O conceito de moda agender foi identificado através de diversos tipos de modelos. “Quis representar a minha clientela na passarela. Não tenho um público-alvo, são todos, não tem como não homenageá-los. Tem novos, velhos, crianças, adolescentes, gordos, magros”, listou André, que tem ascendência libanesa. “O ponto de partida foi o Marrocos, que tem uma cultura bem parecida. Investi forte em estampas bordadas, franjas, comprimentos longos e um contraponto entre feminino e masculino”, explicou. Muita seda, algodão, veludo e linho compuseram a coleção. “Essa coleção é muito sobre a marca. Somos uma mistura de Bahia, Marrocos e Bossa Nova”, disse.
Juliana Jabour
A estilista olhou para os esportes de inverno para criar a sua coleção, que teve predominância de tons pastéis, especialmente rosa millennial. O branco foi o tom protagonista na passarela.
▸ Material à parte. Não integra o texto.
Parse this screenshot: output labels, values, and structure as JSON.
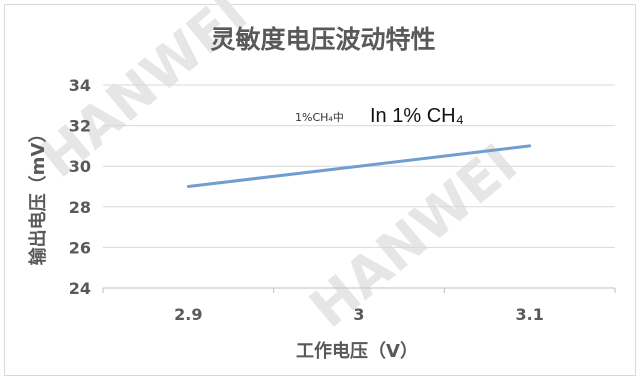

Estações de esqui como Chamonix, em Montblanc, Aspen e Snowmass, foram inspiração para Juliana, que levou elementos clássicos de seu repertório, como a mistura do sport com streetwear, em contraponto com romantismo e peças com silhueta esvoaçante, mangas bufantes e ar vitoriano. Moletons e jaquetas oversized – marca registrada de Juliana Jabour – fizeram par com calças joggings, saias expressivas e calças palazzo.
Detalhes futuristas como estampas geométicas, tecidos metalizados e acessórios de espelho conversaram com o nylon, principal matéria-prima da coleção e usado em parkas, jaquetas, calças, e vestidos. Tactel, tactel resinado, plástico, alfaiataria, seda, moletom, crepe metalizado e couro completaram os tecidos da coleção.
João Pimenta (feminino):
Sucesso com suas criações para o público masculino, João Pimenta ousou e resolveu apresentar sua primeira coleção feminina na São Paulo Fashion Week, no desfile que encerrou a 45ª edição da semana de moda. Em sua estreia no mundo feminino, o estilista levou a “roça sofisticada” à passarela e misturou seda à tecidos considerados de “baixa qualidade”, como chita. Sua alfaiataria – sucesso entre o público masculino – foi revisitada em estilo roceiro, com retalhos de tecidos, referências à aventais e cinturas marcadas.
“Fiz uma brincadeira bacana de uma mulher extremamente sofisticada, mas que usa botina e tem referências da roça. É a valorização da zona rural, que eu acredito que seja o futuro. Acho que o futuro é rural e é legal que tem uma simplicidade que contrapõe com a alfaiataria e os tecidos chiques que estou trabalhando”, explicou.